Sur les premiers mètres, le nouveau ballast est mis en place. Entre deux avancées, des ouvriers s’accordent une pause cigarette, en débattant sur l’unification de la Normandie. Et pour cause : « La plupart sont Normands et viennent de l’agence Colas Rail Ile-de-France Normandie. Il y a des salariés et des intérimaires sur ce chantier », précise Vincent Chevalier, ingénieur travaux sur le projet. Et au milieu, Anthony, 18 ans.

Chaleur, poussière et « prime de tunnel »

« Pour le moment, ça va », souffle-t-il. Il est arrivé lundi, grâce à son grand-père qui est aussi sur le chantier. « Je vais travailler de 14h à 21h au début », indique ce jeune homme, titulaire d’un BEP électricité. A quelques mètres, Stéphane, 39 ans, s’étend davantage sur son quotidien dans le tunnel. Chaleur, poussière, humidité… « On s’attendait à pire », s’exclame-t-il. « Finalement, c’est bien ventilé », rembobine cet intérimaire habitué des chantiers ferroviaires.

Lui, travaillera principalement le jour.

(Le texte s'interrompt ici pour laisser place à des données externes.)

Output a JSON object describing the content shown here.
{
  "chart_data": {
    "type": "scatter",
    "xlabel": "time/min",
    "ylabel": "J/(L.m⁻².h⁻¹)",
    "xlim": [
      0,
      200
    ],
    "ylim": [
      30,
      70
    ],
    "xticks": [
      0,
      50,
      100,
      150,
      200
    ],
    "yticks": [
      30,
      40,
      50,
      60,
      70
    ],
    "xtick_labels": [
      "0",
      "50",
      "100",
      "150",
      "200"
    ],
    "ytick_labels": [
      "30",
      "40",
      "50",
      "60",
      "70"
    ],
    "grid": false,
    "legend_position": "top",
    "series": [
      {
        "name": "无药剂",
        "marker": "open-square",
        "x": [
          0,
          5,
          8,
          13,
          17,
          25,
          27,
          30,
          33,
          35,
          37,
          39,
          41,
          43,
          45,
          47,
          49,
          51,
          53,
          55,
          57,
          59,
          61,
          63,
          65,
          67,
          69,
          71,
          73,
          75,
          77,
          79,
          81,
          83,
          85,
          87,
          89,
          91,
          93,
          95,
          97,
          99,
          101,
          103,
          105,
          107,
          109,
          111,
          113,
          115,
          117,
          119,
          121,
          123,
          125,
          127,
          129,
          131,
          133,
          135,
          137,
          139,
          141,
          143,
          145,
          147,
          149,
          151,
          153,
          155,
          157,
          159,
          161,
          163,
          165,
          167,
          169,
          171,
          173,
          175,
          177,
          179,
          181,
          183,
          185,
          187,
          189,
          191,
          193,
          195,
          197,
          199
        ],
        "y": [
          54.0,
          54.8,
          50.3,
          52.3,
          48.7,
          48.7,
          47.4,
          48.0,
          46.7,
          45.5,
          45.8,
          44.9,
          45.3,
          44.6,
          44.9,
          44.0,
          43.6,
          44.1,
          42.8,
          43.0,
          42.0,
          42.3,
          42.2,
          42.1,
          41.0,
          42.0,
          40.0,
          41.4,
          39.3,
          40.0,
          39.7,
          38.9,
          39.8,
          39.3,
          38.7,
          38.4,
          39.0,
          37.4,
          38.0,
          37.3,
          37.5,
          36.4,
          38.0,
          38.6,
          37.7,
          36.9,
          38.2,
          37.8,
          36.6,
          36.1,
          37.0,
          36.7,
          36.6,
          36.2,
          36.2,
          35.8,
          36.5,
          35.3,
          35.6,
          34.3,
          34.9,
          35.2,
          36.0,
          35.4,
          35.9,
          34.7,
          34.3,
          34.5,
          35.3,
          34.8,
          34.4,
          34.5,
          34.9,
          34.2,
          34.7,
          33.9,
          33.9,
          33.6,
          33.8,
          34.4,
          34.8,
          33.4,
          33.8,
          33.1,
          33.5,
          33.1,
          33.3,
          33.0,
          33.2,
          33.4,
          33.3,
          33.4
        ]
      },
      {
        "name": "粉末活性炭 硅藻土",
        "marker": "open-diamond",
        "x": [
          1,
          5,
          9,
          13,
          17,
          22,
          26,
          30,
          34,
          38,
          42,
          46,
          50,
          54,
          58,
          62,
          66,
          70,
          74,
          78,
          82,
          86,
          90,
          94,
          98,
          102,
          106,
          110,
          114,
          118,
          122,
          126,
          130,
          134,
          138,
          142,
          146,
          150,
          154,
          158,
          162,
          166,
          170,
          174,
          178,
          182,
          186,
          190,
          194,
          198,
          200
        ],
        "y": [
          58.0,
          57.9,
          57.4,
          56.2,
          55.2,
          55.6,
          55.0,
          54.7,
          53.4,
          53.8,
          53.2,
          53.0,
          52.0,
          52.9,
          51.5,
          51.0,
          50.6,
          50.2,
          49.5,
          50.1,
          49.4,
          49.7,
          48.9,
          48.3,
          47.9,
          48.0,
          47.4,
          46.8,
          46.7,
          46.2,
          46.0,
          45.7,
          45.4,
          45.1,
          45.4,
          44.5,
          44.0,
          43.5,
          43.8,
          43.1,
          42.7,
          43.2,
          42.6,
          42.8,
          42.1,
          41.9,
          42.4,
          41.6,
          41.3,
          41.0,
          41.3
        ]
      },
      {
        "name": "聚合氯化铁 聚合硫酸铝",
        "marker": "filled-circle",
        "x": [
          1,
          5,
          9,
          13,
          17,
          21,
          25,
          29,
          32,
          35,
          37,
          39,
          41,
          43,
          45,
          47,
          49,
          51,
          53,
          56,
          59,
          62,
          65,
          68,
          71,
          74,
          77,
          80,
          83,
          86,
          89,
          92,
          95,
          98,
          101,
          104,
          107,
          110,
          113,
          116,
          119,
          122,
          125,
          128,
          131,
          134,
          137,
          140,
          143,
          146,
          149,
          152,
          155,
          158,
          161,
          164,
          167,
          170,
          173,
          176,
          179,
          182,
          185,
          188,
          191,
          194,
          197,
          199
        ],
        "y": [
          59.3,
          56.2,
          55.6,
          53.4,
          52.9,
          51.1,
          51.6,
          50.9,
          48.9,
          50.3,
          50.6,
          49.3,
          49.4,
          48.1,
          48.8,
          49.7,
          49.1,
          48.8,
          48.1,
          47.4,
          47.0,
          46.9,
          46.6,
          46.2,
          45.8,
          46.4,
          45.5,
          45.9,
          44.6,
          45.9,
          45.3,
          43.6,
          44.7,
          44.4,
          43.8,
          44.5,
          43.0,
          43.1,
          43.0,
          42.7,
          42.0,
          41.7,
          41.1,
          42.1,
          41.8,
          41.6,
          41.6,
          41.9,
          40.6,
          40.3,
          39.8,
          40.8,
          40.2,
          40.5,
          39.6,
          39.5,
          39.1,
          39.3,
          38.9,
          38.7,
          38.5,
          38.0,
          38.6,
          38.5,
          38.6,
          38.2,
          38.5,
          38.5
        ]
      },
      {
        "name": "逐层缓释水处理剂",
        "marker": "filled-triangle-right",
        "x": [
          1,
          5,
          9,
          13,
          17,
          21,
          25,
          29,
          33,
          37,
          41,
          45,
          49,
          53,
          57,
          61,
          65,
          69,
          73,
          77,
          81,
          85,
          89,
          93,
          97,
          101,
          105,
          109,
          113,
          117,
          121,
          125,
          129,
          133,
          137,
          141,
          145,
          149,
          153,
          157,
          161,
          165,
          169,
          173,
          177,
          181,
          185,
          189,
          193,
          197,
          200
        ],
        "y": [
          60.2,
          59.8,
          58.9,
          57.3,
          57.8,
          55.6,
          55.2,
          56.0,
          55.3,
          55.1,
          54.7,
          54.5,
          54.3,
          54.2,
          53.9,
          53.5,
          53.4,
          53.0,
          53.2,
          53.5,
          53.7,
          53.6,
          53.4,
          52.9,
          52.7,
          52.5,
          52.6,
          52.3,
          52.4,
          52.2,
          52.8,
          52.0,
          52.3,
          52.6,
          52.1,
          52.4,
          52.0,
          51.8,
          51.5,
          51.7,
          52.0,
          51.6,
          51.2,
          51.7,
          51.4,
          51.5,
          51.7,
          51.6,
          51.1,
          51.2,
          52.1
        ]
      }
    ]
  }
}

Et comme tous les autres, il est payé au Smic avec une « prime de tunnel », soit 11 euros par jour pour les conditions de travail. « Pour le moment hormis quelques pannes de matériel, tout roule », dit-il.

« On n’est pas à l’abri de trouver des surprises »

« Faire rentrer et sortir 1.000 tonnes de ballast du tronçon central chaque jour, c’est un défi logistique, étant donné que la ligne continue à être exploitée de part et d’autre de l’interruption », détaille Vincent Le Bihan, chef de projet renouvellement de la voie et du ballast sur la ligne A du RER.. De quoi générer du retard ? « On n’est pas à l’abri de trouver des surprises, notamment des fissures, au niveau du radier de béton qui pourrait ralentir l’avancée du chantier », confie Vincent Chevalier. Mais pour la présidente de la RATP, c’est inenvisageable.

« Finir à temps est un impératif. Le chantier s’étend sur trois semaines avec en plus une semaine d’essai pour être certain qu’on réexploite dans de bonnes conditions le RER A. Mais jusqu’ici tout va bien », assure-t-elle en se réjouissant d’ores et déjà des avantages futurs : « Une sécurité ferroviaire garantie pour les voyageurs », « une réduction de vibration pour les riverains » et l’arrivée des trains à deux niveaux. Au moins pour 40 ans.